Song
- Genre: Jazz
- Songwriters: Bernice Petkere, Joe Young

= Lullaby of the Leaves =

Song by Bernice Petkere and Joe Young, c. 1932

"Lullaby of the Leaves" is a musical composition by composer Bernice Petkere and lyricist Joe Young. A Tin Pan Alley song first performed in 1932, the jazz standard is considered the biggest critical and commercial success of Petkere's composing career.

The song was a hit for George Olsen and his Music in 1932. By January 1933, more than 50,000 copies had been sold in the U.S.—ten times more than the usual hit song of the era.

It has since been recorded numerous times in its lyrical version and as an instrumental, including hot jazz sextet version by Benny Goodman in 1951, a haunting bop-accented rendition by Anita O'Day in 1952, a cool jazz version by Cal Tjader on vibraphone in 1952, a rousing surf rock version by the Ventures in 1961, a lively piano version by Mary Lou Williams in the 1950s, and a widely heard version by Ella Fitzgerald on her 1964 album Hello, Dolly!. Since 2002, jazz pianist Tamir Hendelman has been performing his unique arrangement of the song, especially as part of the Jeff Hamilton Trio.

The song was released in "Imagination", a 1958 album recorded by Billy Eckstine, with Pete Rugolo Orchestra. EmArcy label.

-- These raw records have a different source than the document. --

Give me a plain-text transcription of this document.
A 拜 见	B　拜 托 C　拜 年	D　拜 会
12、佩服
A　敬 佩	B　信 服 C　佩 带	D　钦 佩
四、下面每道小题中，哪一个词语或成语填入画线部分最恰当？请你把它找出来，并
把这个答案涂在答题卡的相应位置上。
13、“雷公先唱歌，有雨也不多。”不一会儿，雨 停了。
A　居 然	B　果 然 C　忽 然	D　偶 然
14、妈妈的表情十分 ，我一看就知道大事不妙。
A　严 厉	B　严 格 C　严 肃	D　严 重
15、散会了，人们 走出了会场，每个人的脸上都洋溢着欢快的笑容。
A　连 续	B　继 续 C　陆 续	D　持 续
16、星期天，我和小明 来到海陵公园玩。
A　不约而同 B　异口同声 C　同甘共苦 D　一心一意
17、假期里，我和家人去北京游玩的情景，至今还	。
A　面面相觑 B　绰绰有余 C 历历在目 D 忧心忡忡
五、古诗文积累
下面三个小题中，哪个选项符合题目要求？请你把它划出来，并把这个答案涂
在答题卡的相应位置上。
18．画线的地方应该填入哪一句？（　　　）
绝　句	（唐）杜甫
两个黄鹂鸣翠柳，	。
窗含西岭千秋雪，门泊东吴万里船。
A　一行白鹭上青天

In 2017, British artist The Caretaker (James Leyland Kirby) would sample George Olsen's and Layton & Johnstone's covers of the songs in his album Everywhere at the End of Time Stage 2 and Stage 3 in "C2 - Misplaced in time" and "F2 - Drifting time misplaced" respectively.

From 2019 to 2020, Italian ice dancers Jasmine Tessari and Francesco Fioretti skated to Beth Hart's rendition of the song in competitions.